毒性や副作用が取り沙汰されるも、大腸菌、グラム陰性菌に最も強く作用する抗生物質「コリスチン」は、ほかの薬が効果を表さないで重症化する感染症において“最後の頼みの綱”になるとみられてきた。しかし…。
現在の医学界では最強の抗生物質といわれてきた「コリスチン」。しかし中国の養豚場で昨年11月、イギリスで12月にその耐性菌(スーパーバグ)が存在することが医学誌『ランセット感染症ジャーナル(Lancet Infectious Diseases)』などで発表され、その拡散がただ心配されていた。だがそれは早くも現実のものとなってしまったようだ。
このほど米ニューヨークに本部を置く「自然資源防衛協議会(Natural Resources Defense Council)」が、その耐性菌は東南アジア、ヨーロッパ、カナダ、日本など19か国にすでに広まっていると発表し、強い伝染力は疑いようもないとした。フランスやイギリスのように家畜、食肉、人間いずれにもおいても感染が確認された国もあれば、日本は家畜からのみ、またイタリアは食肉からのみ検出されている。
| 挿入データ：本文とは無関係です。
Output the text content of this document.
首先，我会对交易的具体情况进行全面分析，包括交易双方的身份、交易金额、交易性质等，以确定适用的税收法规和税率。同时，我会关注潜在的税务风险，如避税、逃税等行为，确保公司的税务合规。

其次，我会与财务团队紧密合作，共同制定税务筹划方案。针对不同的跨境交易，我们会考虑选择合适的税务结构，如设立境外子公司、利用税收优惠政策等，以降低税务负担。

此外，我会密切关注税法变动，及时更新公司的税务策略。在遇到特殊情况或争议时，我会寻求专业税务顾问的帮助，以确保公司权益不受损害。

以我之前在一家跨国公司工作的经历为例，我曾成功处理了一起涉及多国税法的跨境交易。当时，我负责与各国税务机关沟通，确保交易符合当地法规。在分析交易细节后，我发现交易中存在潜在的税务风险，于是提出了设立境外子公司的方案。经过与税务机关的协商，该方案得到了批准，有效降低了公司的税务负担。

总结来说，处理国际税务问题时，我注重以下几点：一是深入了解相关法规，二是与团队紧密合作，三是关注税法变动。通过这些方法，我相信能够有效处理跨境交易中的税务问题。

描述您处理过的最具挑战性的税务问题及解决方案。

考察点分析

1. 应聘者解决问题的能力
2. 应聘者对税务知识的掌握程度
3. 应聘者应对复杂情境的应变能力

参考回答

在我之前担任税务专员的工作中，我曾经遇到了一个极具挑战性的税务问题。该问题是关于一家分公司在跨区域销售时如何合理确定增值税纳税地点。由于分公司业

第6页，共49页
なぜこのような事態に陥ったか、それは中国の家畜業界が感染症予防や成長促進のためにコリスチンを恒常的に使用してきたことにあると専門家たちは批判する。米・疾病予防管理センター(CDC)はスーパーバグについて、「カルバペネム耐性腸内細菌科細菌(CRE)やメチシリン耐性黄色ブドウ球菌(MRSA)の感染例は国内で年間200万人ほど、うち2万3000人が死亡」としているが、コリスチン耐性菌がもしも米国内に蔓延した場合、感染者の半数が死亡するのではないかと指摘する専門家もあるようだ。
何より、このたびの耐性菌に確認されている遺伝子MCR-1が他の細菌に取り込まれてさらに強いものへと変化していけば、医療現場は終わりのない負け戦を延々と強いられることになる。発症もしていないのに感染症予防のためとして安易に使用されている抗生物質。世界の隅々の国まで徹底してそうした体質を改めることが急務だという。